Filmmaker Sara Blecher. Picture: MARIANNE SCHWANKHART
Filmmaker Sara Blecher. Picture: MARIANNE SCHWANKHART

Prolific filmmaker Sara Blecher first came to national attention in 2011 with her film Otelo Burning, which could have easily been just an ordinary story of a black guy aspiring to become a surfer, but was a fantastic offering that got everyone talking for much of the year.

The award-winning director has since released other successful movies, including Ayanda (2015), Dis Ek Anna (2015) and now Mayfair, a gangster tale set in Johannesburg.

Blecher insists that making a blockbuster is not her goal, though she would welcome such a development as long as creativity was not trampled on.

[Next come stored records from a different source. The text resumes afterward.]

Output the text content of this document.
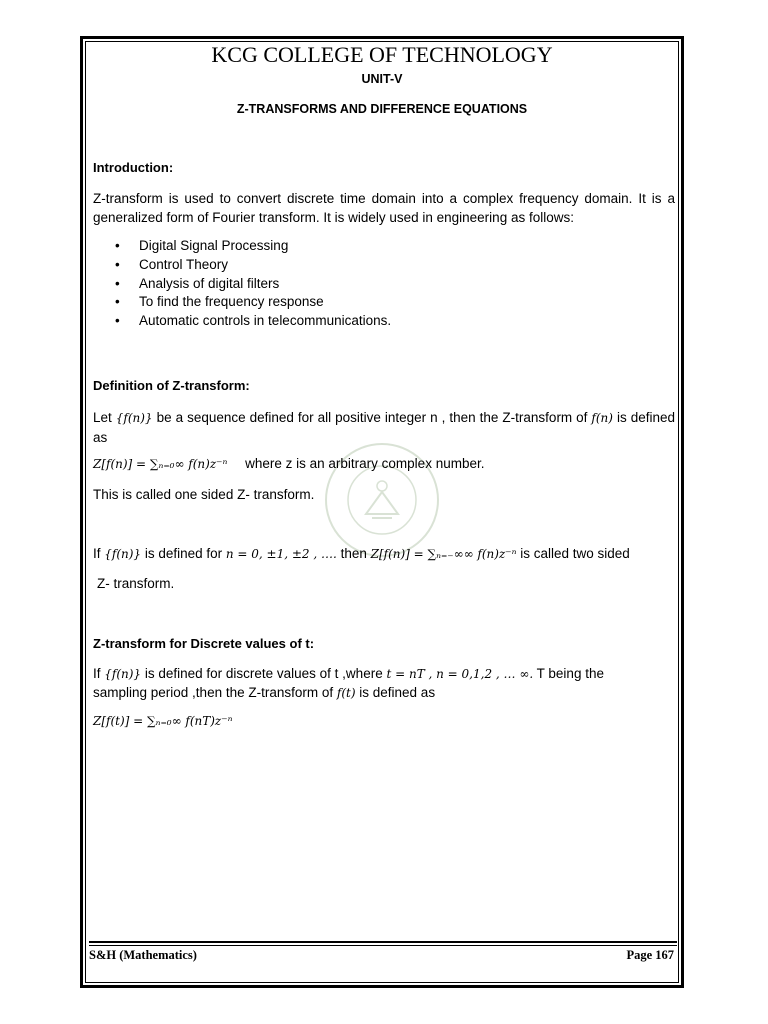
KCG COLLEGE OF TECHNOLOGY
UNIT-V
Z-TRANSFORMS AND DIFFERENCE EQUATIONS
Introduction:
Z-transform is used to convert discrete time domain into a complex frequency domain. It is a generalized form of Fourier transform. It is widely used in engineering as follows:
• Digital Signal Processing
• Control Theory
• Analysis of digital filters
• To find the frequency response
• Automatic controls in telecommunications.
Definition of Z-transform:
Let {f(n)} be a sequence defined for all positive integer n , then the Z-transform of f(n) is defined as
Z[f(n)] = ∑ₙ₌₀∞ f(n)z⁻ⁿ where z is an arbitrary complex number.
This is called one sided Z- transform.
If {f(n)} is defined for n = 0, ±1, ±2 , …. then Z[f(n)] = ∑ₙ₌₋∞∞ f(n)z⁻ⁿ is called two sided
Z- transform.
Z-transform for Discrete values of t:
If {f(n)} is defined for discrete values of t ,where t = nT , n = 0,1,2 , … ∞. T being the
sampling period ,then the Z-transform of f(t) is defined as
Z[f(t)] = ∑ₙ₌₀∞ f(nT)z⁻ⁿ
S&H (Mathematics)	Page 167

“My purpose in making movies is to tell a truly South African story in an aesthetically authentic way, without compromising creativity. If someone makes a movie in order to make a blockbuster and make money in the process, creativity suffers. In Mayfair, there is a good balance,” she says.

Now, the only thing that is common among South African Indians who once lived in Mayfair and the new immigrants is religion, otherwise anything else is different, including culture.

“Without going too much into the details, in Mayfair there is gunfire, blood and a dark side to human existence. The issue is Mayfair itself, as a suburb, has a rich and interesting heritage. The Indians who lived there during apartheid had big houses, some even mansions. But when the new South Africa came and allowed people to live anywhere they wanted, the South African Indians left for other suburbs, leaving behind these big houses that are now rented to immigrants such as Somalis, Pakistani people and those from Bangladesh,” says Blecher.

“Now, the only thing that is common among South African Indians who once lived in Mayfair and the new immigrants is religion, otherwise anything else is different, including culture,” she says.

Blecher says she was approached by two die-hard movie lovers, Imraan Jeeva and Omar Khan, who said they were tired of how Indian stories had been represented in SA films over the years.  “They want to see an authentic representation of Indian daily life on the big screen, and therefore even suggested the theme and the storyline for Mayfair,” says Blecher.

With its chilling exploration of urban gang lands and organised crime syndicates, the movie is making waves at film festivals around the world, including in the UK and Australia.

Mayfair tells the story of prodigal son Zaid Randera (Ronak Patani) who returns home to Mayfair in Johannesburg, where his overbearing father Aziz (Rajesh Gopie) — a thriving import-export businessman and occasional money launderer and loan shark — is facing death threats.

Zaid has been unfairly dismissed from his job as an aid worker, and on his return he finds himself living in the shadow of his father and his dodgy dealings. When a murderous rival gang threatens the family’s business, Zaid is forced back into the life he had hoped to leave behind.

Mayfair follows on from the recent success of Indian stories set in SA, including Material, Keeping up with the Kandasamys and Broken Promises.

“It’s great to be adding this film to the list of stories for the big screen about Indian South African experiences. It was also really gratifying to work with an authentic and impressive cast who have brought so much depth to the story,” says Blecher.

Gopie, who plays Aziz, is a well-known SA Indian actor, comedian, writer and voice artist who has appeared in television series such as Generations and Zero Tolerance, and is best known for his role in SA’s highest-grossing film of 2017, Keeping up with the Kandasamys, a comedy about a long-standing rivalry between two families, the Kandasamys and the Naidoos.

Jalaal, a shady businessman and long-standing rival of the Randera family, is played by Jack Devnarain, who has performed in numerous TV and film productions, including the heist thriller 31 Million Reasons. Devnarain describes his character as “a puppet-master dealing in money, power and blood”.

“The film explores similar themes to the current Saif Ali Khan-headed thriller Sacred Games, the first Indian Netflix Original web series, which has proved to be a game-changer in the Indian entertainment scene,” says Helen Kuun, MD of Indigenous Film Distribution.

Blecher likens Mayfair to The Godfather. “In The Godfather mafia families and the Irish who settled in New York earlier than the new arrivals, the Italians, are at each other’s throats. Mayfair deals with similar issues in different circumstances and different places, but the contexts are the same,” she says.